LLM4HEP / jobs /README.md
ho22joshua's picture
initial commit
cfcbbc8

Job Submissions

A series of Perlmutter jobs can be submitted via the submit.sh shell script. This is a one-button method of launching parallel tests for a given list of models.

submit.sh

This script reads ../models.txt or ../models_supervisor.txt + ../models_coder.txt and extracts the list of supervisor models and coder models to test. This script has a command-line input specifying the configuration mode using --mode.

  • --mode identical: the default option. This mode reads from ../models.txt and uses identical models for supervisor/coder
  • --mode pairwise: This mode reads from ../models_supervisor.txt + ../models_coder.txt and constructs all pairwise combinations of supervisor/coder setups.

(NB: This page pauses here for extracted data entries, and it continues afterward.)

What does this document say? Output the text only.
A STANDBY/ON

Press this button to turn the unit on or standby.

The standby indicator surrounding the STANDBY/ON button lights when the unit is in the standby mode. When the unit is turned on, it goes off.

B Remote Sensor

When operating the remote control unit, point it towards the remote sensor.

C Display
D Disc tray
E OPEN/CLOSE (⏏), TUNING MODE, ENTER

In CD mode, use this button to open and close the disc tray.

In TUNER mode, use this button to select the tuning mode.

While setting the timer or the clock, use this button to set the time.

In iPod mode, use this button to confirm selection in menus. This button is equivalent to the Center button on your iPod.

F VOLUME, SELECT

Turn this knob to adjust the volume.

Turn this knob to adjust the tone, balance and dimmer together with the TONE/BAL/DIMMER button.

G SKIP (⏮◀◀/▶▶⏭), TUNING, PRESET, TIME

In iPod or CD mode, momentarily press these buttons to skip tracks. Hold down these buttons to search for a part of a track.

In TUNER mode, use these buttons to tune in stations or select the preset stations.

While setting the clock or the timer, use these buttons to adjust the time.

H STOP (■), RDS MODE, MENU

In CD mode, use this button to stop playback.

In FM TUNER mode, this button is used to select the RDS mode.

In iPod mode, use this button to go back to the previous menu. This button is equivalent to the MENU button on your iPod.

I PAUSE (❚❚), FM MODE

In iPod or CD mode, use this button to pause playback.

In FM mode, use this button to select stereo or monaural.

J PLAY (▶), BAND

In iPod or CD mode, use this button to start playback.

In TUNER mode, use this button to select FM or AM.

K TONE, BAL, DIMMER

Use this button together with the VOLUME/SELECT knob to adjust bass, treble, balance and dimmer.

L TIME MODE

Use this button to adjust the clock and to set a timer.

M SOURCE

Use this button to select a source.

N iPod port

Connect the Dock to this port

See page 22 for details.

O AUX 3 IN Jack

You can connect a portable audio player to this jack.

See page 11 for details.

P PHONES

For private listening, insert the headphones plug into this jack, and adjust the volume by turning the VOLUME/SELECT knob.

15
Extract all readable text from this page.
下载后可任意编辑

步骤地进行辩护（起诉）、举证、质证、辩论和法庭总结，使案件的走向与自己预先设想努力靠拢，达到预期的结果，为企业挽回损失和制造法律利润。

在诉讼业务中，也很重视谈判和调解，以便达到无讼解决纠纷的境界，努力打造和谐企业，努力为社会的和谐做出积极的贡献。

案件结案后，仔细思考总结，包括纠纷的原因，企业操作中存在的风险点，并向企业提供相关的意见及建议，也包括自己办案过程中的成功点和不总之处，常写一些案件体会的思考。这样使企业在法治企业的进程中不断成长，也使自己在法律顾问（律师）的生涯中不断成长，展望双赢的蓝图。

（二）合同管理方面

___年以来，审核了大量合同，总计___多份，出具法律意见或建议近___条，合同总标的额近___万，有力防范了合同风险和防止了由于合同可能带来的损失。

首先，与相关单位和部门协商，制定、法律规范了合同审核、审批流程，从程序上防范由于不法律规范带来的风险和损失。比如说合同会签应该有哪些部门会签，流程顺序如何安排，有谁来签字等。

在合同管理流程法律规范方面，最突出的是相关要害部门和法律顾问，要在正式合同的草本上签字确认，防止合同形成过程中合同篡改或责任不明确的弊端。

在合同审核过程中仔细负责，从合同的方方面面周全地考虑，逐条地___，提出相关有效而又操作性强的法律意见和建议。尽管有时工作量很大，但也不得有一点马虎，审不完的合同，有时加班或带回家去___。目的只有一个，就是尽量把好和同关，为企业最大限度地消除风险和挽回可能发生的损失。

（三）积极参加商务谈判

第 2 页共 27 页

All of the different supervisor/coder configurations are then submitted as separate jobs. This allows each supervisor/coder pairing to run testing in parallel via the run_tests.sh script. To adjust the number of "trials" per test (number of times each test is run), just modify the variable NUM_TESTS. There is also a variable called OUTDIR that will let you specify the output directory for your tests.

run_tests.sh

This script has 3 different input parameters:

  • supervisor: the model to be used as supervisor
  • coder: the model to be used as coder
  • NUM_TESTS: the number of trials to run
  • OUTDIR: the output directory for your tests (optional)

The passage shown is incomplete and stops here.